As a network tech, I should always follow the golden rule of backup up data. I recently attempted resizing a partition (after neglecting this pinnacle of IT) & completed destroyed a PHP web application I had been working on.

The PHP web application was stored in a VM on the host's ext4 partition, and I had managed to destroy both the superblock & journal of the host's filesystem. After an unsuccessful attempt to restore the superblock from a backup on the drive, I figured the FS to be toast, but couldn't accept that the data had been completely lost.

What I really should've done was taken a DD image from the get-go with the following command:

# dd if=/dev/sda4 of=/media/Storage/Drive_Backup.img

After a bit of research and IRC chat, I was directed toward the following page: http://wiki.yak.net/592. The script seemed perfect for what I had needed to do. I knew the destroyed partition had only been 0.1% non-contiguous, so my hope was to completely recover the virtual hard disk image, or at least a repairable copy.

To begin, I created a test, dynamically expanding VDI file & opened it within a hex editor:

VDI in hex editor

I could now see that each VDI file began with the string <<< Sun Virtualbox Disk Image >>>--the idea was to copy a large amount of data past where the script managed to locate things string, and to chop off the residual data with a hex editor.

I proceeded to test the procedure by placing the small test VDI file on an ext4 drive, searching for the data by reading the drive byte by byte, and copying only a small amount of data (~1mb) past the point where the magic string was found. The test was successful, though I still doubted I'd be able to recover a usable VDI file.

After a bit of modification to the script posted above (http://wiki.yak.net/592), I was able to successfully pick up around 10 VDI files off my dead drive (arbitrarily sized to 4GB past the magic string). After a bit of searching through these recovered VDI files, I found the exact file I was looking for. Unfortunately, my suspicions were confirmed when GRUB was found, but damaged beyond repair.

At this point, after a bit more research (http://www.linux.com/community/blogs/howto-read-a-virtualbox-vm-disk-wout-starting-the-vm.html), I began to realize that all a VDI file did was encapsulate the virtualized file system within VirtualBox metadata.

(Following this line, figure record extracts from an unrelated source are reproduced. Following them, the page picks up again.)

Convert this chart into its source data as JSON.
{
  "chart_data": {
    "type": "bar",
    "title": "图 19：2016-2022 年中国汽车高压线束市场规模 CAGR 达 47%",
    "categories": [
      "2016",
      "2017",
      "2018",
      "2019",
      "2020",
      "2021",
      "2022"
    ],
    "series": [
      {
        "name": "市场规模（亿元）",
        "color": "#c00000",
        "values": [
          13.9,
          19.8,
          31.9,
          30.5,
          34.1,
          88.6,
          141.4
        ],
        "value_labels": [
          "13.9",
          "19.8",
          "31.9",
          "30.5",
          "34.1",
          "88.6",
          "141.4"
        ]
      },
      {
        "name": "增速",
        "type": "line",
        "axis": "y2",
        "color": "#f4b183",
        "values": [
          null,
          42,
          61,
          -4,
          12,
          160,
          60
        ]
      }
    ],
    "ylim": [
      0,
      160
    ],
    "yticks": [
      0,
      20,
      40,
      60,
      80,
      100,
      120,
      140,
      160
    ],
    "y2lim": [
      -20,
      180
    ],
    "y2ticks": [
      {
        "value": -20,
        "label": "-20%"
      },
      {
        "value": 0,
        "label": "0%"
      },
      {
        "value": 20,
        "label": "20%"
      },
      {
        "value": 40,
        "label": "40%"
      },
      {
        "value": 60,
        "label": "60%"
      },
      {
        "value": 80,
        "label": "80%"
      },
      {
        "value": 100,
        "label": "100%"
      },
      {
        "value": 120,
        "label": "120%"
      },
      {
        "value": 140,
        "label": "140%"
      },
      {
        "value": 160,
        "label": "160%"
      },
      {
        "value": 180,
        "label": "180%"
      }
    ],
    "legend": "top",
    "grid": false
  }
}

From here, I scrapped the whole idea of recovering the VDI and went directly for the plain text data off the drive itself.

To search through the drive, I ran the command:

$ grep -ab "php" /dev/sda4 > grepped

As I knew I was searching for plain text files that began with "php"--the search worked flawlessly. The "-b" option on grep, also records the decimal memory address where each instance of the string was found.

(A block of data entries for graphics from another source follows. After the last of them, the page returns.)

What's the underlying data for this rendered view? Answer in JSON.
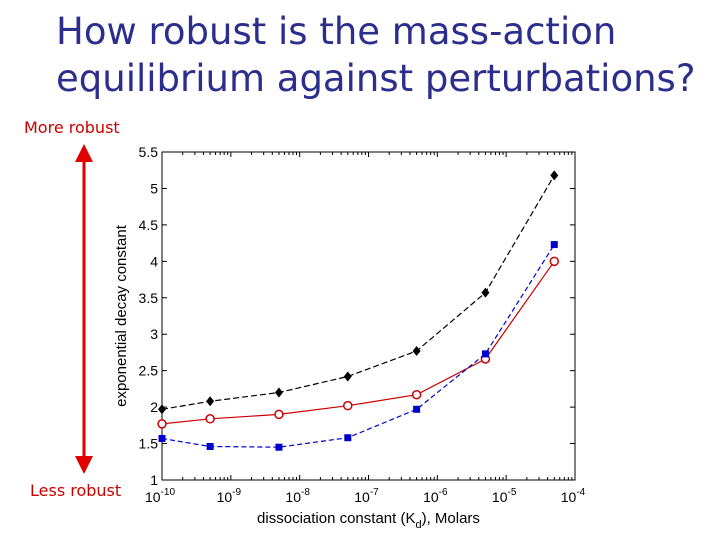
{
  "slide": {
    "title_line1": "How robust is the mass-action",
    "title_line2": "equilibrium against perturbations?",
    "more_robust": "More robust",
    "less_robust": "Less robust",
    "arrow_color": "#e00000",
    "title_color": "#2b2e8c"
  },
  "chart_data": {
    "type": "line",
    "xscale": "log",
    "xlabel_main": "dissociation constant (K",
    "xlabel_sub": "d",
    "xlabel_tail": "), Molars",
    "ylabel": "exponential decay constant",
    "xlim": [
      1e-10,
      0.0001
    ],
    "ylim": [
      1,
      5.5
    ],
    "x_tick_exponents": [
      "-10",
      "-9",
      "-8",
      "-7",
      "-6",
      "-5",
      "-4"
    ],
    "y_ticks": [
      "1",
      "1.5",
      "2",
      "2.5",
      "3",
      "3.5",
      "4",
      "4.5",
      "5",
      "5.5"
    ],
    "x": [
      1e-10,
      5e-10,
      5e-09,
      5e-08,
      5e-07,
      5e-06,
      5e-05
    ],
    "series": [
      {
        "marker": "diamond",
        "color": "#000000",
        "dash": "6,3",
        "values": [
          1.97,
          2.08,
          2.2,
          2.42,
          2.77,
          3.57,
          5.18
        ]
      },
      {
        "marker": "circle",
        "color": "#cc0000",
        "dash": "",
        "values": [
          1.77,
          1.84,
          1.9,
          2.02,
          2.17,
          2.66,
          4.0
        ]
      },
      {
        "marker": "square",
        "color": "#0000cc",
        "dash": "5,3",
        "values": [
          1.57,
          1.46,
          1.45,
          1.58,
          1.97,
          2.73,
          4.23
        ]
      }
    ]
  }
}
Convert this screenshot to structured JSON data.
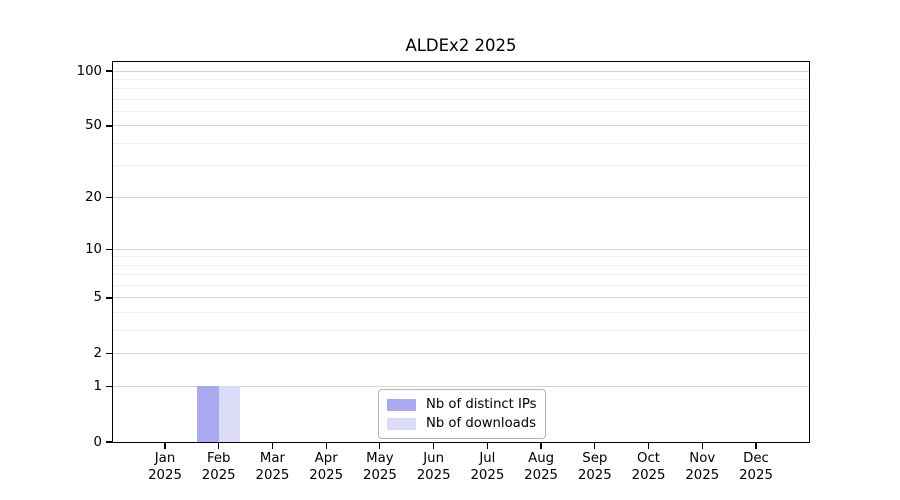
{
  "figure": {
    "background": "#ffffff"
  },
  "chart_data": {
    "type": "bar",
    "title": "ALDEx2 2025",
    "categories": [
      "Jan",
      "Feb",
      "Mar",
      "Apr",
      "May",
      "Jun",
      "Jul",
      "Aug",
      "Sep",
      "Oct",
      "Nov",
      "Dec"
    ],
    "year": "2025",
    "series": [
      {
        "name": "Nb of distinct IPs",
        "color": "#a9a9f1",
        "values": [
          0,
          1,
          0,
          0,
          0,
          0,
          0,
          0,
          0,
          0,
          0,
          0
        ]
      },
      {
        "name": "Nb of downloads",
        "color": "#dcdcf8",
        "values": [
          0,
          1,
          0,
          0,
          0,
          0,
          0,
          0,
          0,
          0,
          0,
          0
        ]
      }
    ],
    "yscale": "log1p",
    "ylim": [
      0,
      112
    ],
    "yticks": [
      0,
      1,
      2,
      5,
      10,
      20,
      50,
      100
    ],
    "minor_yticks": [
      3,
      4,
      6,
      7,
      8,
      9,
      30,
      40,
      60,
      70,
      80,
      90
    ],
    "grid": "horizontal major and minor gridlines",
    "legend_position": "lower center"
  },
  "colors": {
    "background": "#ffffff",
    "axis": "#000000",
    "text": "#000000",
    "major_grid": "#d4d4d4",
    "minor_grid": "#f0f0f0",
    "legend_border": "#b3b3b3",
    "bar_distinct_ips": "#a9a9f1",
    "bar_downloads": "#dcdcf8"
  }
}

When the search completed, I had a list of the location of every instance of the "php" tag on the drive. This was a massive amount of data to sift through, but I managed to find the location (or at least get close to the location) of the important data I needed, by refining the search with the code's filename; for example:

Hex editor filename search

Basically, we can see that a reference to the filename MY_Controller.php & a memory address of 391021232450 (decimal). After heading over to the offset through wxHexEditor, I can see quite clearly that my PHP code is in fact intact:

Intact PHP code

And it's complete with formatting & indentation :). From here, I've simply copied & pasted out each file as I found them, though some were not quite as straightforward.

It'll take a lot of hard work & determination to get your files back, so you need to decide whether it's worth it.

Also try out PhotoRec & foremost if you need to recover stuff that isn't plain text.

CJ